The school's name is enshrined in state law and cannot be changed without legislative action.
Credit: AP
FILE - Student Michelle Freeman, top left, practices her argument in a moot courtroom at the University of California, Hastings College of the Law in San Francisco on March 13, 2017. A board is recommending UC Hastings College of the Law change its name to College of the Law San Francisco. In 2021 the San Francisco law school decided on a name change after recognizing that its namesake, Serranus Clinton Hastings, had sponsored massacres of Native American people in Northern California. (AP Photo/Eric Risberg, File)

SAN FRANCISCO — The board of a San Francisco law school founded by a 19th century rancher who sponsored deadly atrocities against Native Americans is recommending that it change its name to the College of the Law San Francisco.

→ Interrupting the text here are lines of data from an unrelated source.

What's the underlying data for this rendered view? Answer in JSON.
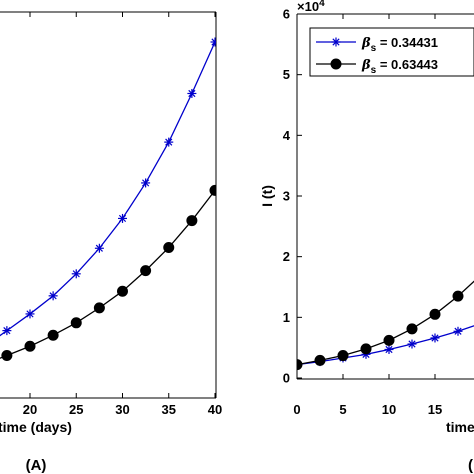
{
  "chart_data": [
    {
      "type": "line",
      "panel_label": "(A)",
      "xlabel": "time (days)",
      "xticks": [
        20,
        25,
        30,
        35,
        40
      ],
      "xlim": [
        15,
        40
      ],
      "ylim": [
        0,
        1
      ],
      "series": [
        {
          "color": "#0000cc",
          "marker": "asterisk",
          "x": [
            17.5,
            20,
            22.5,
            25,
            27.5,
            30,
            32.5,
            35,
            37.5,
            40
          ],
          "y": [
            0.187,
            0.234,
            0.285,
            0.347,
            0.419,
            0.503,
            0.603,
            0.718,
            0.855,
            1.0
          ]
        },
        {
          "color": "#000000",
          "marker": "circle",
          "x": [
            17.5,
            20,
            22.5,
            25,
            27.5,
            30,
            32.5,
            35,
            37.5,
            40
          ],
          "y": [
            0.117,
            0.143,
            0.174,
            0.209,
            0.251,
            0.298,
            0.356,
            0.421,
            0.497,
            0.582
          ]
        }
      ]
    },
    {
      "type": "line",
      "panel_label": "(B)",
      "xlabel": "time",
      "ylabel": "I (t)",
      "exponent_label": "×10",
      "exponent": "4",
      "xticks": [
        0,
        5,
        10,
        15
      ],
      "yticks": [
        0,
        1,
        2,
        3,
        4,
        5,
        6
      ],
      "xlim": [
        0,
        22
      ],
      "ylim": [
        0,
        6
      ],
      "legend_position": "top-left",
      "series": [
        {
          "name_symbol": "β",
          "name_sub": "s",
          "name_value": " = 0.34431",
          "color": "#0000cc",
          "marker": "asterisk",
          "x": [
            0,
            2.5,
            5,
            7.5,
            10,
            12.5,
            15,
            17.5,
            20
          ],
          "y": [
            0.22,
            0.27,
            0.33,
            0.39,
            0.47,
            0.56,
            0.66,
            0.77,
            0.9
          ]
        },
        {
          "name_symbol": "β",
          "name_sub": "s",
          "name_value": " = 0.63443",
          "color": "#000000",
          "marker": "circle",
          "x": [
            0,
            2.5,
            5,
            7.5,
            10,
            12.5,
            15,
            17.5,
            20
          ],
          "y": [
            0.22,
            0.29,
            0.37,
            0.48,
            0.62,
            0.81,
            1.05,
            1.35,
            1.7
          ]
        }
      ]
    }
  ]
}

The board of directors for UC Hastings College of the Law voted Wednesday to make the recommendation to state lawmakers, the San Francisco Chronicle reported. The college name is enshrined in state law and cannot be changed without legislative action.

Hastings counts among its graduates major movers and shakers, including former San Francisco Mayor Willie Brown and U.S. Vice President Kamala Harris.

But it was also founded in 1878 by Serranus Clinton Hastings, a wealthy rancher and former chief justice of the California Supreme Court who helped orchestrate and finance campaigns by white settlers in Mendocino County to kill and enslave members of the Yuki Indian tribe.

The recommendation comes amid strong objections from descendants of Yuki and Round Valley tribal members who hoped for an indigenous name, the Chronicle reported.

The school began to investigate its founder's legacy in 2017 and the board voted in November to change the school's name. It is also working on "restorative justice" initiatives, including a formal apology.

In 2020, the law school at the University of California, Berkeley stripped itself of a 19th century namesake who espoused racist views that led to the 1882 Chinese Exclusion Act.